Le code Rebecca est d'abord un roman d'espionnage, jouant du suspense. On nous montre l'affrontement de deux hommes aux caractères totalement opposés : l'espion Alex Wolf et le major Vandam. Les points de vue alternent entre plusieurs personnages, suspendant l'action, créant une attente autour de l'enquête du major, sa quête de l'espion allemand, et empêchant un manichéisme facile. L'un des personnages, une Egyptienne, exprime sa haine pour l'occupant anglais. Le comportement des Anglais est d'ailleurs critiqué à plusieurs reprises.
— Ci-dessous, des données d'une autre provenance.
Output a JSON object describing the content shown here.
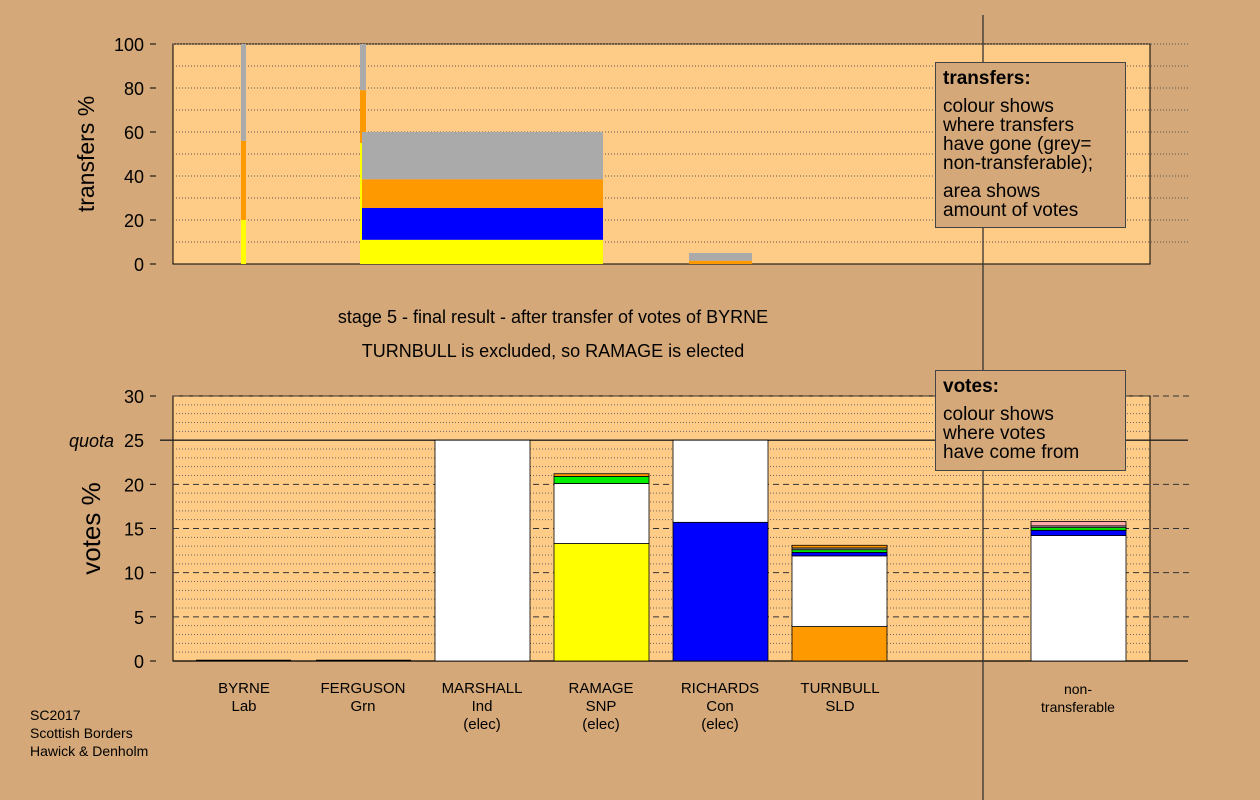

Dommage que l'auteur n'ait pas donné ses sources. On ne sait pas vraiment jusqu'à quel point Ken Follett a romancé la réalité. Quelques pages sont consacrées d'ailleurs à des batailles réelles comme celle de Gazala ou d'El-Alamein. La vie quotidienne du Caire est aussi décrite, avec des descriptions de voyage en train, de bagarres dans la rue, des commerces... De ce point de vue là, l'arrière-plan est intéressant.

Malheureusement, deux histoires sentimentales mal écrites viennent gâcher le plaisir de lecture : le major Vandam tombe éperdument amoureux d'une Cairote. Alors que les personnages, qui lisent le roman de Daphné du Maurier se moquent de ce livre sentimental, Ken Follett fait d'affreuses envolées lyriques culminant dans une scène que n'aurait pas renié un écrivain d'arlequinades ! L'auteur a-t-il parodié les romans d'espionnage ? Une question qu'on se pose lorsque l'on voit ces tristes pages.

Le code Rebecca, Ken Follett, Le livre de poche, 380 p.